Il y a environ un mois, lors de ma précédente audition, je vous avais dit qu'au début de cette crise, nous n'avions ni homogénéité ni cohérence au niveau européen, en grande partie parce que la compétence en matière de frontières est une compétence nationale. Nous sommes désormais parvenus à une bonne coordination. Le 15 juin dernier, nous avons levé tous ensemble les restrictions aux frontières intérieures. La liberté de circulation a été rétablie dans une très grande partie de l'espace européen.

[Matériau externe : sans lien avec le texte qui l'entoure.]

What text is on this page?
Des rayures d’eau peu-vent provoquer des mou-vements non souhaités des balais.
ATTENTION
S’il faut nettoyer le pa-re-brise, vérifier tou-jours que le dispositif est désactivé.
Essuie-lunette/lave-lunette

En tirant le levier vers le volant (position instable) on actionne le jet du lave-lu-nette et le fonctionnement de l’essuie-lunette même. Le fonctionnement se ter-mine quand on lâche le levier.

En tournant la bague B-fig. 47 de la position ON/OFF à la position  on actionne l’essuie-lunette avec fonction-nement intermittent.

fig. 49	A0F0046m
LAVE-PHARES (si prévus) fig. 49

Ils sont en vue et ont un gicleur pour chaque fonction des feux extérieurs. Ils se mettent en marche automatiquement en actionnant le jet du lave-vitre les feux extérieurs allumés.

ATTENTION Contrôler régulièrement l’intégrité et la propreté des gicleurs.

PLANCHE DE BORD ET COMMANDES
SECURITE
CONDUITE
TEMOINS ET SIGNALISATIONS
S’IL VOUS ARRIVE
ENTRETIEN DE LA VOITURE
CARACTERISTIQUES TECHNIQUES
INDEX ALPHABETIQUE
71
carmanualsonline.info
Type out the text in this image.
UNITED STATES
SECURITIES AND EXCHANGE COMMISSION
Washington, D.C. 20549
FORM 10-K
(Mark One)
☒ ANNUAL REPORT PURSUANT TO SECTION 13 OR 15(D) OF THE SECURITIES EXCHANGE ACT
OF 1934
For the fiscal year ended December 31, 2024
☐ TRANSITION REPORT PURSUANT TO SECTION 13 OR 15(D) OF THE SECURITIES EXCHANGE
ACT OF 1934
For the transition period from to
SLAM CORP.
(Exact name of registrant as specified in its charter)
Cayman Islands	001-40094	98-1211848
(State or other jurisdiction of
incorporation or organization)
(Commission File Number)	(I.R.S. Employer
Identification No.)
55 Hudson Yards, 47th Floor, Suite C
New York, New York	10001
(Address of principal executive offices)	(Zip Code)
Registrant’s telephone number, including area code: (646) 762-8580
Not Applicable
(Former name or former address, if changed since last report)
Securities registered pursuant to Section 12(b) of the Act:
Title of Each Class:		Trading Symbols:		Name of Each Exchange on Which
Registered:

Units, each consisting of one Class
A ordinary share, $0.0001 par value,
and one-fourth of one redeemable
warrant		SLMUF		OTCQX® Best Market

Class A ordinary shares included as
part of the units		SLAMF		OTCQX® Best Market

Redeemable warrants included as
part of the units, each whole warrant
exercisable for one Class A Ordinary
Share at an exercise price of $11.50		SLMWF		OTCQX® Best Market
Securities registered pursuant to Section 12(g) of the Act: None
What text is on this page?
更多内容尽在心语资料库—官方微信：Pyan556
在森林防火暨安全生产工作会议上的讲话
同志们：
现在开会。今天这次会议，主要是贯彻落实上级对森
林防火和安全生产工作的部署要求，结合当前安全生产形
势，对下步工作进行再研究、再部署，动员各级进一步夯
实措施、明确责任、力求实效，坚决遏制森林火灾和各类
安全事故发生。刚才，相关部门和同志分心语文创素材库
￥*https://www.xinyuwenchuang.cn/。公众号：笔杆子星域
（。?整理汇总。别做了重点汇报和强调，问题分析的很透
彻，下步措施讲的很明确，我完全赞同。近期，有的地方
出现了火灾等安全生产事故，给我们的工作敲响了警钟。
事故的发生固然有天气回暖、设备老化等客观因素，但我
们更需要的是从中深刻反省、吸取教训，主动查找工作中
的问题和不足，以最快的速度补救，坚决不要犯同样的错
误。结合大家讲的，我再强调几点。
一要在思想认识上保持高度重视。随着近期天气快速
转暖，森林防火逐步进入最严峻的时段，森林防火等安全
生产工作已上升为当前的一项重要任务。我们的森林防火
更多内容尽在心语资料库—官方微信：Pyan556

Subsistaient quelques restrictions dans les pays nordiques et en Europe centrale, mais elles ont progressivement disparu. Et aujourd'hui même, 1er juillet, nous franchissons une deuxième étape avec la réouverture des frontières extérieures à des pays tiers présentant un faible risque épidémiologique. Nous avons sélectionné quatorze pays sur des critères d'abord sanitaires après un examen du taux d'incidence – le nombre de nouvelles infections pour 100 000 personnes sur une période de quatorze jours en comparaison de la moyenne européenne qui se situe à 16 sur 100 000 – mais également en tenant compte de la solidité et de la résilience de leurs systèmes de santé, des mesures de protection qu'ils ont adoptées et de la fiabilité de leurs données. Le dernier critère retenu est celui de la réciprocité : l'objectif est d'initier un cercle vertueux en amenant ces pays tiers – pour ceux qui ne l'auraient pas encore fait – à rouvrir en retour leurs frontières aux personnes en provenance d'Europe. Nous n'avons donc pas procédé à l'ouverture de nos frontières avec la Chine, car la réciprocité n'a pas été annoncée. L'examen de ces critères n'a pas été un exercice facile, car nous partions de loin. Néanmoins, une vraie coordination européenne s'est mise en place, en grande partie sous l'impulsion de la France et de mon ministère. Elle est aujourd'hui effective.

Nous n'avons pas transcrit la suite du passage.